Shiri Fereshteh, Salahinejad Maryam, Dijoor Rahmatollah, Nejati-Yazdinejad Massoud
a Department of Chemistry , University of Zabol , Zabol , Iran.
b Nuclear Science and Technology Research Institute , Tehran , Iran.
J Recept Signal Transduct Res. 2018 Apr;38(2):151-165. doi: 10.1080/10799893.2018.1457052. Epub 2018 Apr 6.
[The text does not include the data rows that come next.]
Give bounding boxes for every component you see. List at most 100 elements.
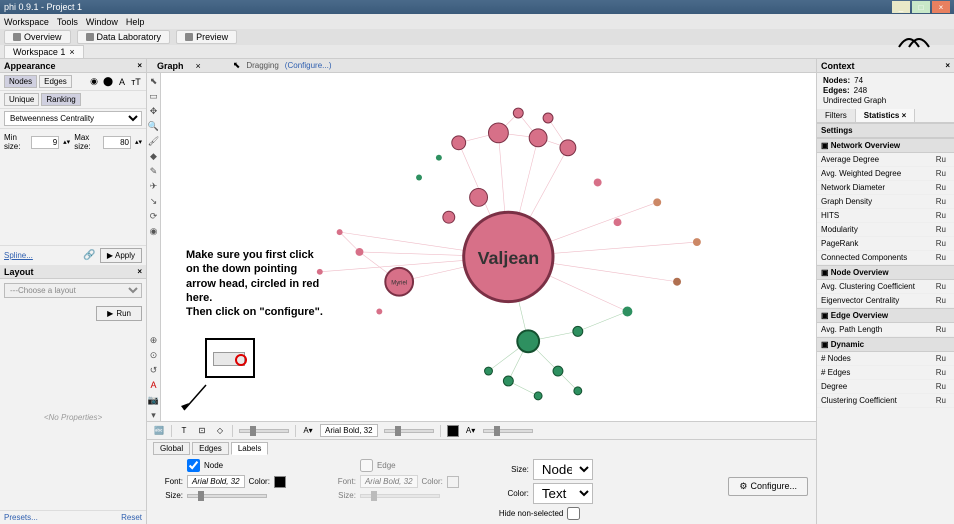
rect-select-tool[interactable]: ▭ bbox=[148, 90, 160, 102]
node-color-swatch[interactable] bbox=[274, 476, 286, 488]
font-display[interactable]: Arial Bold, 32 bbox=[320, 424, 378, 437]
spline-link[interactable]: Spline... bbox=[4, 251, 33, 260]
run-stat-button[interactable]: Ru bbox=[932, 183, 950, 192]
heatmap-tool[interactable]: ◉ bbox=[148, 225, 160, 237]
label-color-icon[interactable]: A bbox=[116, 76, 128, 88]
menu-tools[interactable]: Tools bbox=[57, 17, 78, 27]
statistics-tab[interactable]: Statistics × bbox=[856, 109, 915, 122]
settings-tab-global[interactable]: Global bbox=[153, 442, 190, 455]
spinner-icon[interactable]: ▴▾ bbox=[63, 138, 70, 146]
unique-tab[interactable]: Unique bbox=[4, 93, 39, 106]
ranking-metric-select[interactable]: Betweenness Centrality bbox=[4, 111, 142, 126]
settings-tab-edges[interactable]: Edges bbox=[192, 442, 229, 455]
run-stat-button[interactable]: Ru bbox=[932, 225, 950, 234]
menu-help[interactable]: Help bbox=[126, 17, 145, 27]
run-stat-button[interactable]: Ru bbox=[932, 382, 950, 391]
edge-labels-icon[interactable]: ⊡ bbox=[196, 425, 208, 437]
configure-link[interactable]: (Configure...) bbox=[285, 61, 332, 70]
size-icon[interactable]: ⬤ bbox=[102, 76, 114, 88]
layout-select[interactable]: ---Choose a layout bbox=[4, 283, 142, 298]
brush-tool[interactable]: 🖌 bbox=[148, 135, 160, 147]
node-labels-icon[interactable]: T bbox=[178, 425, 190, 437]
graph-tab[interactable]: Graph bbox=[151, 60, 190, 72]
airplane-tool[interactable]: ✈ bbox=[148, 180, 160, 192]
run-stat-button[interactable]: Ru bbox=[932, 396, 950, 405]
palette-icon[interactable]: ◉ bbox=[88, 76, 100, 88]
reset-colors-icon[interactable]: ↺ bbox=[148, 364, 160, 376]
run-button[interactable]: ▶ Run bbox=[96, 306, 142, 321]
menu-window[interactable]: Window bbox=[86, 17, 118, 27]
edge-labels-checkbox[interactable] bbox=[360, 459, 373, 472]
pencil-tool[interactable]: ✎ bbox=[148, 165, 160, 177]
run-stat-button[interactable]: Ru bbox=[932, 354, 950, 363]
close-icon[interactable]: × bbox=[196, 61, 201, 71]
move-tool[interactable]: ✥ bbox=[148, 105, 160, 117]
nodes-tab[interactable]: Nodes bbox=[4, 75, 37, 88]
run-stat-button[interactable]: Ru bbox=[932, 197, 950, 206]
screenshot-icon[interactable]: 📷 bbox=[148, 394, 160, 406]
sizer-tool[interactable]: ◆ bbox=[148, 150, 160, 162]
graph-canvas[interactable]: Valjean Myriel bbox=[161, 73, 816, 421]
close-button[interactable]: × bbox=[932, 1, 950, 13]
edge-tool[interactable]: ↘ bbox=[148, 195, 160, 207]
tab-overview[interactable]: Overview bbox=[4, 30, 71, 44]
ranking-tab[interactable]: Ranking bbox=[41, 93, 80, 106]
show-labels-icon[interactable]: 🔤 bbox=[153, 425, 165, 437]
configure-button[interactable]: ⚙ Configure... bbox=[728, 477, 808, 496]
edges-tab[interactable]: Edges bbox=[39, 75, 72, 88]
run-stat-button[interactable]: Ru bbox=[932, 282, 950, 291]
close-icon[interactable]: × bbox=[69, 47, 74, 57]
node-size-slider[interactable] bbox=[187, 494, 267, 498]
edge-weight-slider[interactable] bbox=[239, 429, 289, 433]
close-icon[interactable]: × bbox=[137, 267, 142, 276]
run-stat-button[interactable]: Ru bbox=[932, 253, 950, 262]
center-icon[interactable]: ⊙ bbox=[148, 349, 160, 361]
color-mode-select[interactable]: Text bbox=[533, 483, 593, 504]
label-toggle-icon[interactable]: A bbox=[148, 379, 160, 391]
workspace-tab-1[interactable]: Workspace 1× bbox=[4, 45, 84, 59]
hide-nonselected-checkbox[interactable] bbox=[567, 507, 580, 520]
magnify-tool[interactable]: 🔍 bbox=[148, 120, 160, 132]
label-color-swatch[interactable] bbox=[447, 425, 459, 437]
label-size-slider[interactable] bbox=[483, 429, 533, 433]
run-stat-button[interactable]: Ru bbox=[932, 239, 950, 248]
label-size-icon[interactable]: тT bbox=[130, 76, 142, 88]
size-mode-select[interactable]: Node size bbox=[533, 459, 593, 480]
presets-link[interactable]: Presets... bbox=[4, 513, 38, 522]
label-attr-icon[interactable]: A▾ bbox=[465, 425, 477, 437]
run-stat-button[interactable]: Ru bbox=[932, 169, 950, 178]
expand-dropdown-icon[interactable]: ▾ bbox=[148, 409, 160, 421]
settings-row[interactable]: Settings bbox=[817, 123, 954, 138]
settings-tab-labels[interactable]: Labels bbox=[231, 442, 269, 455]
maximize-button[interactable]: □ bbox=[912, 1, 930, 13]
select-tool[interactable]: ⬉ bbox=[148, 75, 160, 87]
run-stat-button[interactable]: Ru bbox=[932, 325, 950, 334]
menu-workspace[interactable]: Workspace bbox=[4, 17, 49, 27]
tab-preview[interactable]: Preview bbox=[176, 30, 237, 44]
min-size-input[interactable] bbox=[31, 136, 59, 149]
shortest-path-tool[interactable]: ⟳ bbox=[148, 210, 160, 222]
font-size-slider[interactable] bbox=[384, 429, 434, 433]
apply-button[interactable]: ▶ Apply bbox=[100, 248, 142, 263]
close-icon[interactable]: × bbox=[945, 61, 950, 70]
close-icon[interactable]: × bbox=[137, 61, 142, 70]
run-stat-button[interactable]: Ru bbox=[932, 155, 950, 164]
stat-row: Network DiameterRu bbox=[817, 181, 954, 195]
chain-icon[interactable]: 🔗 bbox=[83, 250, 95, 261]
filters-tab[interactable]: Filters bbox=[817, 109, 856, 122]
node-font-field[interactable]: Arial Bold, 32 bbox=[187, 475, 245, 488]
minimize-button[interactable]: _ bbox=[892, 1, 910, 13]
node-labels-checkbox[interactable] bbox=[187, 459, 200, 472]
close-icon[interactable]: × bbox=[902, 111, 907, 120]
run-stat-button[interactable]: Ru bbox=[932, 368, 950, 377]
run-stat-button[interactable]: Ru bbox=[932, 211, 950, 220]
reset-zoom-icon[interactable]: ⊕ bbox=[148, 334, 160, 346]
reset-link[interactable]: Reset bbox=[121, 513, 142, 522]
appearance-header: Appearance × bbox=[0, 59, 146, 73]
run-stat-button[interactable]: Ru bbox=[932, 296, 950, 305]
tab-data-laboratory[interactable]: Data Laboratory bbox=[77, 30, 171, 44]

Pathogenic Gram-negative bacteria are responsible for nearly half of the serious human infections. Hologram quantitative structure-activity relationships (HQSAR), comparative molecular field analysis (CoMFA), and comparative molecular similarity index analysis (CoMSIA) were implemented on a group of 32 of potent Gram-negative LpxC inhibitors. The most effective HQSAR model was obtained using atoms, bonds, donor, and acceptor as fragment distinction. The cross-validated correlation coefficient (q), non-cross-validated correlation coefficient (r), and predictive correlation coefficient (r) for test set of HQSAR model were 0.937, 0.993, and 0.892, respectively. The generated models were found to be statistically significant as the CoMFA model had (r = 0.967, q = 0.804, r = 0.827); the CoMSIA model had (r = 0.963, q = 0.752, r = 0.857). Molecular docking was employed to validate the results of the HQSAR, CoMFA, and CoMSIA models. Based on the obtained information, six new LpxC inhibitors have been designed.
致病性革兰氏阴性菌导致了近一半的严重人类感染。对一组32种强效革兰氏阴性菌LpxC抑制剂进行了全息定量构效关系(HQSAR)、比较分子场分析(CoMFA)和比较分子相似性指数分析(CoMSIA)。使用原子、键、供体和受体作为片段区分获得了最有效的HQSAR模型。HQSAR模型测试集的交叉验证相关系数(q)、非交叉验证相关系数(r)和预测相关系数(r)分别为0.937、0.993和0.892。发现生成的模型具有统计学意义,因为CoMFA模型的(r = 0.967,q = 0.804,r = 0.827);CoMSIA模型的(r = 0.963,q = 0.752,r = 0.857)。采用分子对接来验证HQSAR、CoMFA和CoMSIA模型的结果。基于获得的信息,设计了六种新的LpxC抑制剂。